Back when we showed you how logging can save you, we touched on the subject of listing fields prior to building your database.

Once you’ve been building software for a while, you may find yourself jumping into the development stage before you’re ready. In some cases this may work just fine, but if you end up missing some critical functionality, you’ll look pretty silly.

Planning the structure of your database can help you to avoid missing out key fields and build the application right first time. Here’s a working example.


Typical fields you might use when dealing with transactions include:

  • Unique Id
  • Description
  • Credit
  • Debit
  • User Id

This would get you started, but there are some gaping holes in this list. Where’s the date? How about the balance?

Content Management

Fields you might need when dealing with content management include:

  • Unique Id
  • Title
  • Content
  • User Id
  • Created Date

This should work for a basic system. In the future you might add things like tags and categories – but should you build everything into the first release? This shows it may be worthwhile to keep things simple to begin with – otherwise, you could add every possible field and never release the system.

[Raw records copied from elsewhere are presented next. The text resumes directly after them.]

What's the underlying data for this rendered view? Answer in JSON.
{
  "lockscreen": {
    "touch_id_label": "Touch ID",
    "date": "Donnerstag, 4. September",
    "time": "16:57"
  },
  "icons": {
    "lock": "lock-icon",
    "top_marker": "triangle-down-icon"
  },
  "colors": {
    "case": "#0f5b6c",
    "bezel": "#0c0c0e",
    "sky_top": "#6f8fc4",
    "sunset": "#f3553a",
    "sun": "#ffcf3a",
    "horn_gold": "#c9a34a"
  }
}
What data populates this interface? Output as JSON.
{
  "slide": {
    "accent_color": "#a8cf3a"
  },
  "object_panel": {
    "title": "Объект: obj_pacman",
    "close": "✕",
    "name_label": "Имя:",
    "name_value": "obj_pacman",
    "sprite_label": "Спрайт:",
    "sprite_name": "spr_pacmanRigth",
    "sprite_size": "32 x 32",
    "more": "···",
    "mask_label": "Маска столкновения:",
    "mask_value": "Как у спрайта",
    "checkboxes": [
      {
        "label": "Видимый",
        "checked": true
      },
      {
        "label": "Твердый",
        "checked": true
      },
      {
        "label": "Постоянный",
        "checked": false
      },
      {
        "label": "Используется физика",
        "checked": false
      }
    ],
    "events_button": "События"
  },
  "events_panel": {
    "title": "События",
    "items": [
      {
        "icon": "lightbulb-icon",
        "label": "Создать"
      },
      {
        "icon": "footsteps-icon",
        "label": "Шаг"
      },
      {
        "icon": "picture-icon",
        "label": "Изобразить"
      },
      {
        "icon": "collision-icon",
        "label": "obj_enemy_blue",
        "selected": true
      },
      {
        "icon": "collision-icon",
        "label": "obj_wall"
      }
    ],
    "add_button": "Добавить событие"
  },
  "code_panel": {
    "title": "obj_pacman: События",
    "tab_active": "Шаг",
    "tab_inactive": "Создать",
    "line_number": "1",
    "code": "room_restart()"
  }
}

There’s also the subject of whether to store the data for an area of functionality in one table or multiple tables. For instance, in the content table, you might have a status field that includes values such as Draft, Scheduled, Published, Private, and Deleted. How many of these are essential for the first release? Would you put these in a separate table or just as a single field in the content table?

Generally speaking, it’s good to have a plan from the start, and try to be consistent throughout the system. Otherwise, things can get very messy.